Is Google belching out noxious greenhouse gases?

Is Google belching out noxious greenhouse gases? In a twisted reporting job, the Sunday Times of London just released an article that claims each Google search query generates the same amount of carbon emissions as a boiling kettle of water. While that may not seem significant for just you or I, combine it with the billions of other search queries happening every day and the amount of greenhouse gases that ratio would push into the atmosphere grows immense.

But Google claims the comparison is bogus, primarily calling out that its search queries on average take .02 seconds to complete. The amount of energy consumed by each query as it whips through the company’s massive server farms is apparently the same amount consumed by the average human body in ten seconds.

At least, that’s what Google claims on its blog. Talk about bringing energy consumption close to home, with comparisons like this we may eventually begin classifying humans in varying carbon footprints. It could become a sort of tax, the more carbon your body generates or releases into the atmosphere, the higher your bill.

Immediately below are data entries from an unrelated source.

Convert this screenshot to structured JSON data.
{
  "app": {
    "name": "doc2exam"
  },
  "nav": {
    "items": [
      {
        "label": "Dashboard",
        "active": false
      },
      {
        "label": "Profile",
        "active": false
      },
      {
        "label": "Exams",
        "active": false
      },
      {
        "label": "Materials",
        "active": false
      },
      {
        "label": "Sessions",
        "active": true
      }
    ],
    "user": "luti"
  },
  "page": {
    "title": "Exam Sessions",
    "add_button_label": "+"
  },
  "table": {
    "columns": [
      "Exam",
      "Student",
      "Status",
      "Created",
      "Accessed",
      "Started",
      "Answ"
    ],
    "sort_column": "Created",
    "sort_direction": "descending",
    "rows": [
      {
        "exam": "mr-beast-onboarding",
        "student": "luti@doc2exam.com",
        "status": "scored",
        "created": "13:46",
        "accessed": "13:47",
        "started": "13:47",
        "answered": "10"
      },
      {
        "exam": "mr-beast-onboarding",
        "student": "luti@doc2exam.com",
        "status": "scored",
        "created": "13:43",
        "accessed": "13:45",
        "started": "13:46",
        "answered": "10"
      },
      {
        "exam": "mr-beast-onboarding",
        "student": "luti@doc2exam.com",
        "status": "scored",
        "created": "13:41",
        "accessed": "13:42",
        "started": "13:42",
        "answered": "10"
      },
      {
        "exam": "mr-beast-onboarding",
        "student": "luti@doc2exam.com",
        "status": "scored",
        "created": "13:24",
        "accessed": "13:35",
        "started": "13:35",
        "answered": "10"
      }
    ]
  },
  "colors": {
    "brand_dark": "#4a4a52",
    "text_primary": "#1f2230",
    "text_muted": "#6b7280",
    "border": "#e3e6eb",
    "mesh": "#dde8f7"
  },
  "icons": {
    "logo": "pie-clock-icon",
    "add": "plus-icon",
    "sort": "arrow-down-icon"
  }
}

Google takes this sort of claim very seriously because its efforts to move toward sustainability have been numerous: a $45 million investment in clean energy tech, co-founder of the Clime Savers Computing Initiative, and experimentation with electric and hybrid vehicles on its campuses are a few examples.

It’s easy to see this sort of analysis getting out of hand, and while it’s important to reduce our impact on the environment some quality of life is necessary too. Does all of this mean you should reduce the number of Google search queries you enter every day?

Not so much. Think of the information you’re gaining, and the potential efficiencies it can bring. The possibilities range from saving a few minutes on a computer batch process to learning a new way to recycle. In this case, the benefit outweighs the cost.